Septic Arthritis and NECC Steroid Injections

The CDC recommendations for treatment of septic arthritis for NECC steroid patients are based on evidence that Exserohilum rostratum (a brown-black mold) is the predominant pathogen in this outbreak. According to the CDC, expert opinion and published literature indicate that voriconazole may be effective in treating infections due to brown-black molds as well as infections due to Aspergillus species, another fungus that has been found in NECC steroid patients.

The following is CDC information:

This is interim guidance for treatment of adult patients with septic arthritis associated with intra-articular injections with potentially contaminated steroid products from the New England Compounding Center.  Interim guidance may change as new information becomes available.

  • Consult an infectious diseases physician to assist with diagnosis, management, and follow–up, which may be complex and prolonged.
  • Thorough diagnostic evaluation is essential, and should include collection of synovial fluid and/or synovial tissue, prior to initiation of treatment.

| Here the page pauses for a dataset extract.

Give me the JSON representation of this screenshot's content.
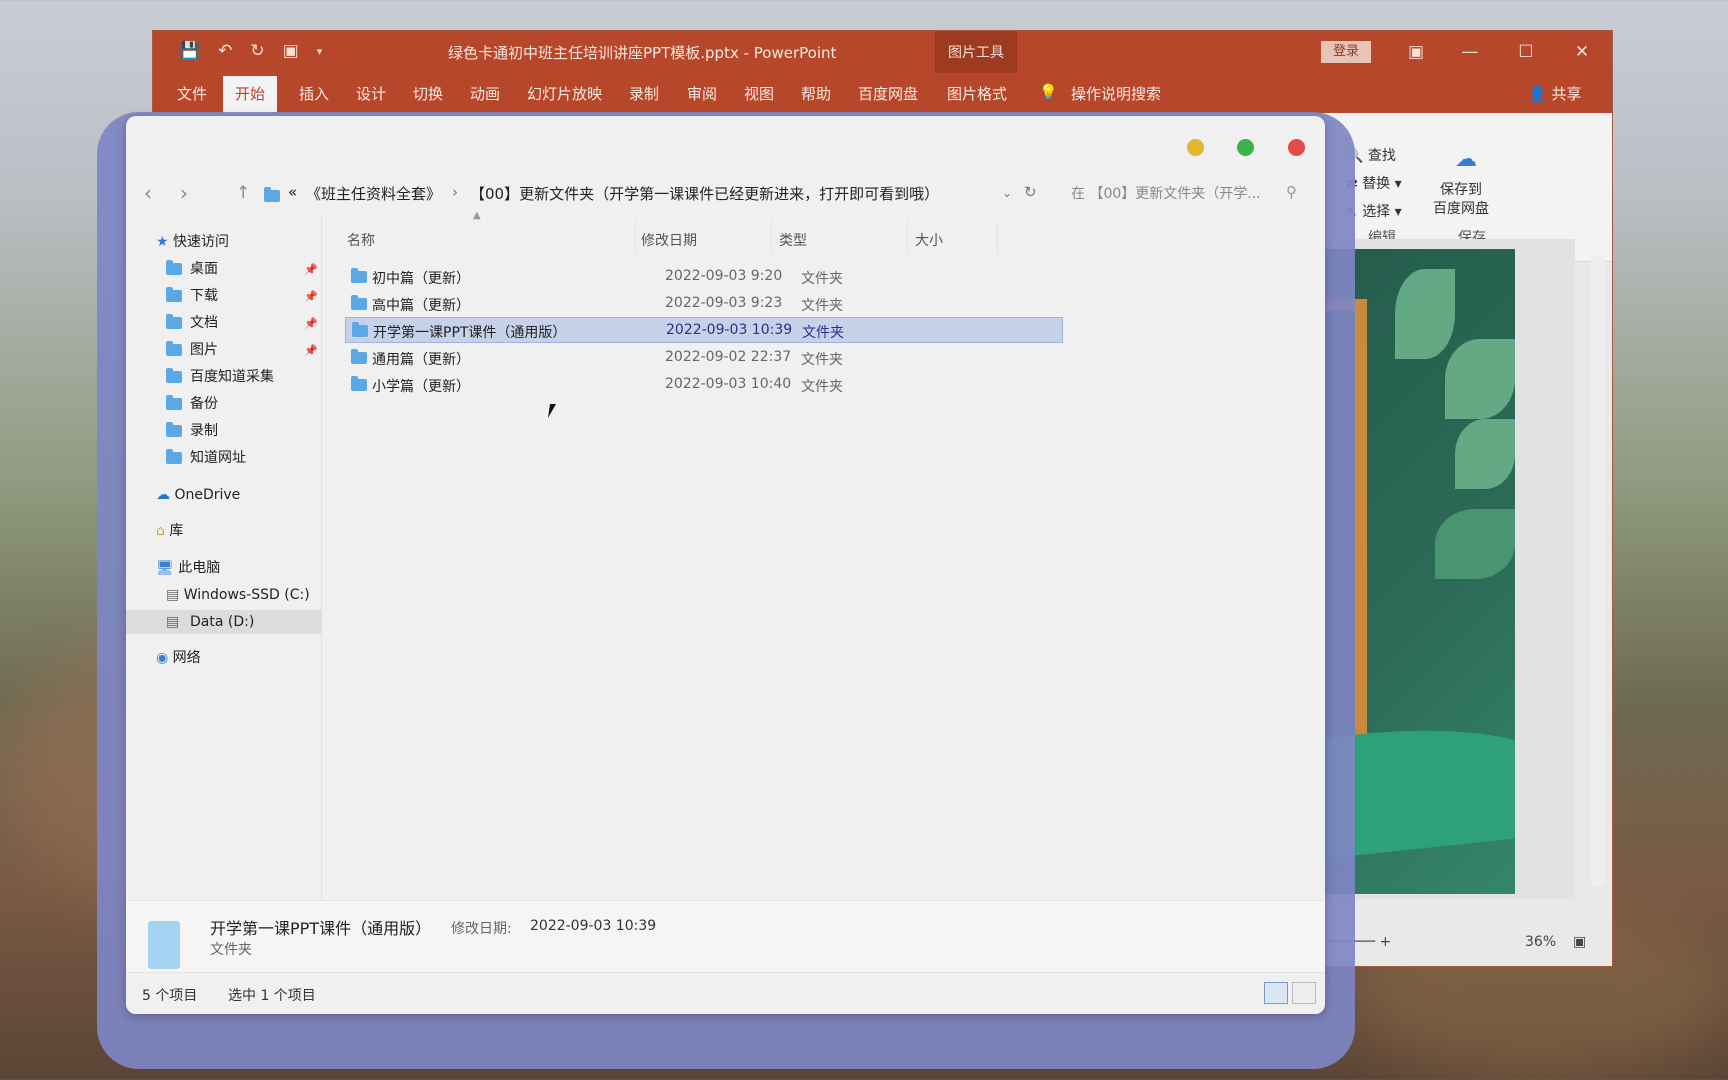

Samples should be sent for fungal culture, molecular testing, and histopathological examination, in addition to the standard tests for bacterial infection and crystal-induced disease.
  • Routine empiric antibacterial therapy should be used according to the judgment of the physician while awaiting results of the diagnostic studies.
  • In clinically stable patients, at the discretion of the provider, it may be reasonable to wait 48-72 hours before initiating empiric antifungal therapy, to allow time for identification of alternative diagnoses (e.g., bacterial arthritis, crystal-induced arthritis, etc.).
  • When empiric antifungal therapy is initiated,  the following regimen is suggested until the etiology of the patient’s septic arthritis has been identified:
    • Voriconazole, beginning with a loading dose of 6 mg/kg every 12 hours for two doses, followed by 4 mg/kg every 12 hours1for the duration of treatment.
      • Regular monitoring of serum voriconazole concentrations (e.g., at a weekly interval) is recommended, aiming for trough levels of 2-5 mcg/ml.
      • Patients with more severe joint infection and/or clinical instability should be started on voriconazole IV. The above target serum levels of voriconazole are readily achievable using the oral form but may require a slightly higher dose and make take longer to achieve if unforeseen problems with gastro-intestinal intolerance or poor absorption are encountered.
      • Patients with mild joint infection may be started on oral voriconazole at the provider’s discretion.
      • Patients initially started on IV voriconazole therapy may be transitioned to oral therapy after they are clinically stable or improving, as long as no contraindications to oral therapy exist.
      • Providers and patients should be aware of and monitor for potential adverse effects of voriconazole, including (but not limited to) hepatic toxicity and neurotoxicity.
      • Providers should carefully consider and manage the potential for voriconazole drug interactions in all patients.
    • A lipid formulation of amphotericin B at a dose of 5 mg/kg IV daily should be considered in addition to voriconazole in patients with severe joint infection and/or clinical instability. Administration of 1L normal saline prior to infusion may be considered to minimize risk of nephrotoxicity. Providers and patients should be aware of and monitor for potential adverse effects of amphotericin B formulations.
    • Alternate therapies to consider for patients who are unable to tolerate treatment with voriconazole include lipid formulations of amphotericin B, posaconazole and itraconazole. Therapeutic drug monitoring should be performed for patients treated with posaconazole or itraconazole. Consultation with an infectious diseases physician should be sought regarding dosages and monitoring of these agents. Fluconazole should NOT be used.
  • Arthroscopy with joint lavage and/or debridement should be considered in consultation with an orthopedic surgeon.
  • Consideration should be given to obtaining joint imaging studies in patients for whom osteomyelitis is a concern. Osteomyelitis will prolong the duration of treatment.
  • Adequate duration of antifungal treatment is unknown, but it is likely that patients will require prolonged therapy (e.g., months), tailored by the clinical response to treatment. Individual management decisions, including choice of long-term antifungal regimen, should be made in consultation with infectious diseases physicians experienced in the treatment of fungal infections. Although the adequate duration of therapy is unknown and will likely vary substantially depending upon individual patient circumstances, a minimum of 3 months of antifungal treatment should be considered. Treatment may need to continue for longer than 3 months in patients with more severe disease, bone infection, underlying immunosuppression, etc. Clinicians should be vigilant for potential relapse of infection after completion of therapy.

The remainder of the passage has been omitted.